Telecom group will ‘aggressively challenge’ any state enforcing net neutrality rules
States attempting to preserve net neutrality regulations will soon see challenges in court, according to a blog post from the leading lobbying firm for the telecom industry.
USTelecom, which represents major broadband providers, says it will fight current state-level net neutrality rules and any more that may come in the future.
The post, published Monday, is a response to states that have acted individually to govern internet traffic in a way similar to the Obama administration’s net neutrality rules, which the Trump administration rolled back recently. Five governors have issued executive orders that leverage the purchasing power of their states to force companies to adhere to net neutrality principles, and Washington and Oregon have passed laws explicitly establishing net neutrality as the status quo.
More than half of U.S. states are considering similar legislation. The Obama-era rules prevented internet service providers from giving priority access to particular content or services over any other. The Federal Communications Commission voted in December, however, to dismantle them.
Any effort to regulate should come from the top down, USTelecom said.
“We will aggressively challenge state or municipal attempts to fracture the federal regulatory structure that made all this progress possible,” the blog post says, referring to the “ever more sophisticated, faster and higher-capacity networks” installed across the U.S. as the progress that broadband providers have made over the last 20 years.
USTelecom counts AT&T, Oracle, Verizon and CenturyLink representatives on its board of directors and supports the interests of everything from the “nation’s largest telecom companies to small rural cooperatives.”
The post, authored by USTelecom CEO Jonathan Spalter, states the intention of broadband providers is to “uphold net neutrality protections for all” — but not through individual laws and orders at the state level.
“Protections should be no different for consumers in Minnesota or Iowa than they are in California or Florida.

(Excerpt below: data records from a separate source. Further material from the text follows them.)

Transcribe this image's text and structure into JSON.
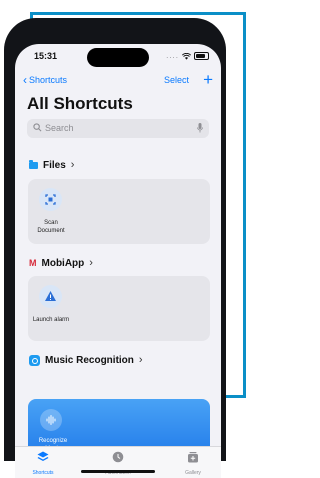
{
  "status": {
    "time": "15:31",
    "dots": "...."
  },
  "nav": {
    "back_label": "Shortcuts",
    "select_label": "Select",
    "add_label": "+"
  },
  "title": "All Shortcuts",
  "search": {
    "placeholder": "Search"
  },
  "sections": [
    {
      "title": "Files",
      "tiles": [
        {
          "label": "Scan Document",
          "icon": "scan-document-icon"
        }
      ]
    },
    {
      "title": "MobiApp",
      "tiles": [
        {
          "label": "Launch alarm",
          "icon": "warning-icon"
        }
      ]
    },
    {
      "title": "Music Recognition",
      "tiles": [
        {
          "label": "Recognize Music",
          "icon": "waveform-icon"
        }
      ]
    }
  ],
  "tabs": [
    {
      "label": "Shortcuts",
      "active": true
    },
    {
      "label": "Automation",
      "active": false
    },
    {
      "label": "Gallery",
      "active": false
    }
  ],
  "colors": {
    "accent": "#0a7aff",
    "frame": "#0b8fc7",
    "music_card": "#2e8cf0"
  }
}
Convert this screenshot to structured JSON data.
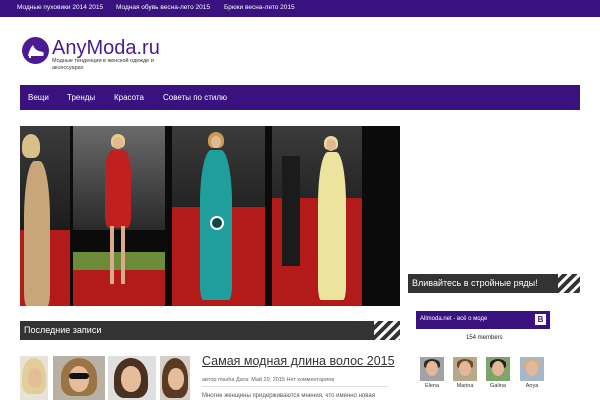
{
  "topbar": {
    "links": [
      "Модные пуховики 2014 2015",
      "Модная обувь весна-лето 2015",
      "Брюки весна-лето 2015"
    ]
  },
  "logo": {
    "name": "AnyModa.ru",
    "tagline": "Модные тенденции в женской одежде и аксессуарах"
  },
  "nav": {
    "items": [
      "Вещи",
      "Тренды",
      "Красота",
      "Советы по стилю"
    ]
  },
  "sections": {
    "latest": "Последние записи",
    "join": "Вливайтесь в стройные ряды!"
  },
  "post": {
    "title": "Самая модная длина волос 2015",
    "meta": "автор masha Дата: Май 29, 2015 Нет комментариев",
    "excerpt": "Многие женщины придерживаются мнения, что именно новая"
  },
  "widget": {
    "group_name": "Allmoda.net - всё о моде",
    "logo_letter": "В",
    "members_count": "154 members",
    "members": [
      "Elena",
      "Marina",
      "Galina",
      "Anya"
    ]
  },
  "colors": {
    "brand": "#3a1280",
    "section_bar": "#333333",
    "carpet": "#b31a1a"
  }
}
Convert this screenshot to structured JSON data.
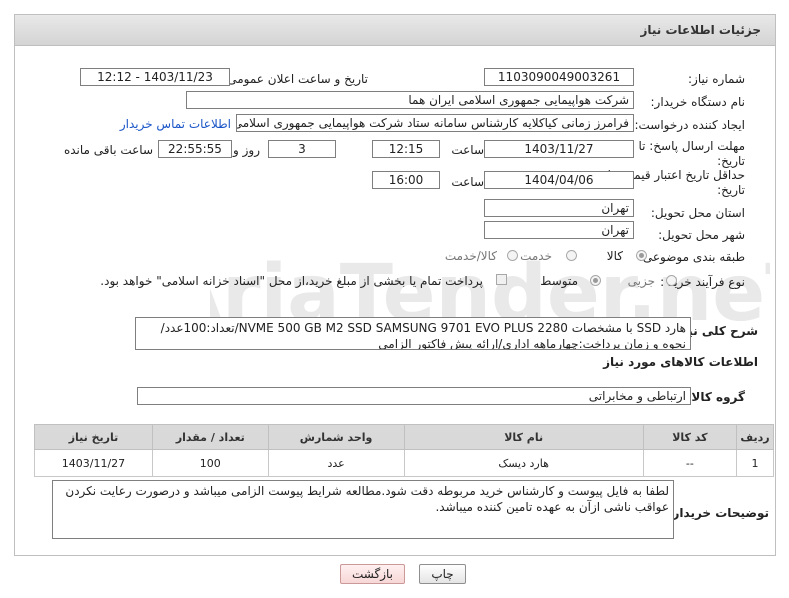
{
  "header": {
    "title": "جزئیات اطلاعات نیاز"
  },
  "fields": {
    "need_number_label": "شماره نیاز:",
    "need_number": "1103090049003261",
    "announce_label": "تاریخ و ساعت اعلان عمومی:",
    "announce_value": "1403/11/23 - 12:12",
    "buyer_org_label": "نام دستگاه خریدار:",
    "buyer_org": "شرکت هواپیمایی جمهوری اسلامی ایران هما",
    "requester_label": "ایجاد کننده درخواست:",
    "requester": "فرامرز زمانی کیاکلایه کارشناس سامانه ستاد شرکت هواپیمایی جمهوری اسلامی",
    "contact_link": "اطلاعات تماس خریدار",
    "reply_deadline_label_1": "مهلت ارسال پاسخ: تا",
    "reply_deadline_label_2": "تاریخ:",
    "reply_date": "1403/11/27",
    "time_label": "ساعت",
    "reply_time": "12:15",
    "days_value": "3",
    "days_label": "روز و",
    "remaining_time": "22:55:55",
    "remaining_label": "ساعت باقی مانده",
    "price_validity_label_1": "حداقل تاریخ اعتبار قیمت: تا",
    "price_validity_label_2": "تاریخ:",
    "price_date": "1404/04/06",
    "price_time": "16:00",
    "province_label": "استان محل تحویل:",
    "province": "تهران",
    "city_label": "شهر محل تحویل:",
    "city": "تهران",
    "category_label": "طبقه بندی موضوعی:",
    "category_options": [
      "کالا",
      "خدمت",
      "کالا/خدمت"
    ],
    "process_label": "نوع فرآیند خرید :",
    "process_options": [
      "جزیی",
      "متوسط"
    ],
    "payment_note": "پرداخت تمام یا بخشی از مبلغ خرید،از محل \"اسناد خزانه اسلامی\" خواهد بود."
  },
  "description": {
    "label": "شرح کلی نیاز:",
    "text": "هارد SSD با مشخصات NVME 500 GB M2 SSD  SAMSUNG 9701 EVO PLUS 2280/تعداد:100عدد/نحوه و زمان پرداخت:چهارماهه اداری/ارائه پیش فاکتور الزامی"
  },
  "goods_info": {
    "title": "اطلاعات کالاهای مورد نیاز",
    "group_label": "گروه کالا:",
    "group_value": "ارتباطی و مخابراتی"
  },
  "table": {
    "headers": [
      "ردیف",
      "کد کالا",
      "نام کالا",
      "واحد شمارش",
      "تعداد / مقدار",
      "تاریخ نیاز"
    ],
    "rows": [
      [
        "1",
        "--",
        "هارد دیسک",
        "عدد",
        "100",
        "1403/11/27"
      ]
    ]
  },
  "buyer_notes": {
    "label": "توضیحات خریدار:",
    "text": "لطفا به فایل پیوست و کارشناس خرید مربوطه دقت شود.مطالعه شرایط پیوست الزامی میباشد و درصورت رعایت نکردن عواقب ناشی ازآن به عهده تامین کننده میباشد."
  },
  "buttons": {
    "print": "چاپ",
    "back": "بازگشت"
  },
  "watermark": {
    "text": "AriaTender.neT"
  },
  "colors": {
    "link": "#1a55c8",
    "header_bg": "#d9d9d9",
    "back_button": "#f7d7d7"
  }
}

Equally true, consumers deserve consistent safeguards across the online world, whether engaging with Facebook, Google, AT&T or Comcast,” Spalter writes.
USTelecom and the companies it represents have played a large role the last three years in lobbying against the Obama-era rules.

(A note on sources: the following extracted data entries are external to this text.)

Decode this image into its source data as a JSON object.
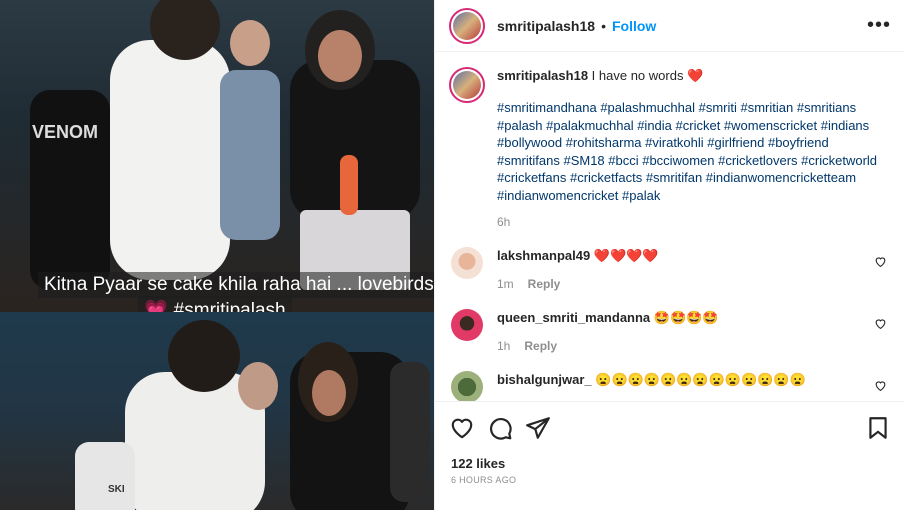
{
  "media": {
    "caption_line1": "Kitna Pyaar se cake khila raha hai ... lovebirds",
    "caption_line2_emoji": "💗",
    "caption_line2_text": "#smritipalash",
    "top_shirt_text": "VENOM",
    "bottom_shirt_text": "SKI"
  },
  "header": {
    "username": "smritipalash18",
    "separator": "•",
    "follow_label": "Follow",
    "more_label": "•••"
  },
  "caption": {
    "username": "smritipalash18",
    "text": "I have no words",
    "emoji": "❤️",
    "hashtags": "#smritimandhana #palashmuchhal #smriti #smritian #smritians #palash  #palakmuchhal #india #cricket #womenscricket #indians  #bollywood #rohitsharma  #viratkohli #girlfriend #boyfriend #smritifans #SM18 #bcci #bcciwomen #cricketlovers #cricketworld #cricketfans #cricketfacts #smritifan #indianwomencricketteam #indianwomencricket #palak",
    "time": "6h"
  },
  "comments": [
    {
      "username": "lakshmanpal49",
      "text": "❤️❤️❤️❤️",
      "time": "1m",
      "reply_label": "Reply"
    },
    {
      "username": "queen_smriti_mandanna",
      "text": "🤩🤩🤩🤩",
      "time": "1h",
      "reply_label": "Reply"
    },
    {
      "username": "bishalgunjwar_",
      "text": "😦😦😦😦😦😦😦😦😦😦😦😦😦",
      "time": "",
      "reply_label": ""
    }
  ],
  "likes": "122 likes",
  "posted_ago": "6 HOURS AGO",
  "icons": {
    "like": "heart-icon",
    "comment": "comment-icon",
    "share": "share-icon",
    "save": "bookmark-icon"
  },
  "colors": {
    "accent": "#0095f6",
    "hashtag": "#00376b",
    "muted": "#8e8e8e"
  }
}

When asked by StateScoop for additional clarification on the group’s position, a USTelecom spokesperson said the blog post is self-explanatory — when states act in contradiction to the FCC’s reversal on net neutrality, USTelecom will look for “legal opportunities.” The spokesperson said the group doesn’t yet have a specific legal strategy.
A long fight
USTelecom isn’t a stranger to lawsuits against the Obama-era vision for net neutrality. In 2015, it sued the FCC over its re-classification of broadband providers as common carriers under Title II of the federal Communications Act of 1934 and Section 706 of the 1996 Telecom Act. The reclassification established net neutrality protections on a federal level.

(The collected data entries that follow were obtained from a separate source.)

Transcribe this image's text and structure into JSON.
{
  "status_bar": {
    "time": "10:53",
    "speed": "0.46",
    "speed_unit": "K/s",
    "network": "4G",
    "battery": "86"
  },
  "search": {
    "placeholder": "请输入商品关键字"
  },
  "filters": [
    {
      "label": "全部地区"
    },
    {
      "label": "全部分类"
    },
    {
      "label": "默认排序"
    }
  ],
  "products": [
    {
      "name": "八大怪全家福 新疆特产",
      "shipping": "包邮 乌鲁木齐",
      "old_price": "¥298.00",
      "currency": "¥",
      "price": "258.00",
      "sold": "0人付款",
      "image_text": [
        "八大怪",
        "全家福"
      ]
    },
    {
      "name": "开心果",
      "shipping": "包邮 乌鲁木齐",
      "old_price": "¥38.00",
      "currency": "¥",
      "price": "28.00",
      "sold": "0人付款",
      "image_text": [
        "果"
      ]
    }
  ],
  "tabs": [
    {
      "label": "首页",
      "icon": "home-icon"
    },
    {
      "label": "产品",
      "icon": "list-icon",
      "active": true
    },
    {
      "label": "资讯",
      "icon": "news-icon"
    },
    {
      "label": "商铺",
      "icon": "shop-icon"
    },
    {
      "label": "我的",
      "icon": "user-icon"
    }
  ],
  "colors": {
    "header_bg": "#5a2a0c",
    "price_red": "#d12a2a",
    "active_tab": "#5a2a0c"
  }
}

USTelecom lost its suit, but kept lobbying for the abandonment of federal net neutrality regulations over the next three years, until Ajit Pai became FCC commissioner and helped to undo them. Pai, a former Verizon lawyer, also claimed that the FCC has preemption authority over state and municipal net neutrality rules, with urging from Verizon and other companies.
The group has also been unclear in the past on the question of whether states should be able to assert authority in telecom regulation — in 2016, the group celebrated a ruling that allowed states to limit the growth of municipal broadband networks, giving states more authority than the federal government.
Washington State Rep. Drew Hansen, the lead sponsor in Washington’s net neutrality law, says he isn’t concerned.
“There’s no fracturing in a situation where the federal government says nothing about net neutrality and a state government says ‘you shall protect net neutrality,’ either by explicit law or by the use of the state government’s purchasing power in Montana’s case,” Hansen told StateScoop. “Those three things — the state law that protects net neutrality principles, the Montana executive order that says we will only purchase from providers that abide by net neutrality principles and the federal government’s complete abdication of the field — there’s no reason those three things can’t coexist all at once.”
Hansen says the FCC’s claims of preemptive authority are also puzzling. States have historically had broad consumer protection authority, which net neutrality falls under. Until the FCC identifies what particular congressional statute or constitutional provision grants broad preemptive authority over the state’s broad consumer protection powers, Hansen said, the FCC doesn’t have the power to preempt states on this issue.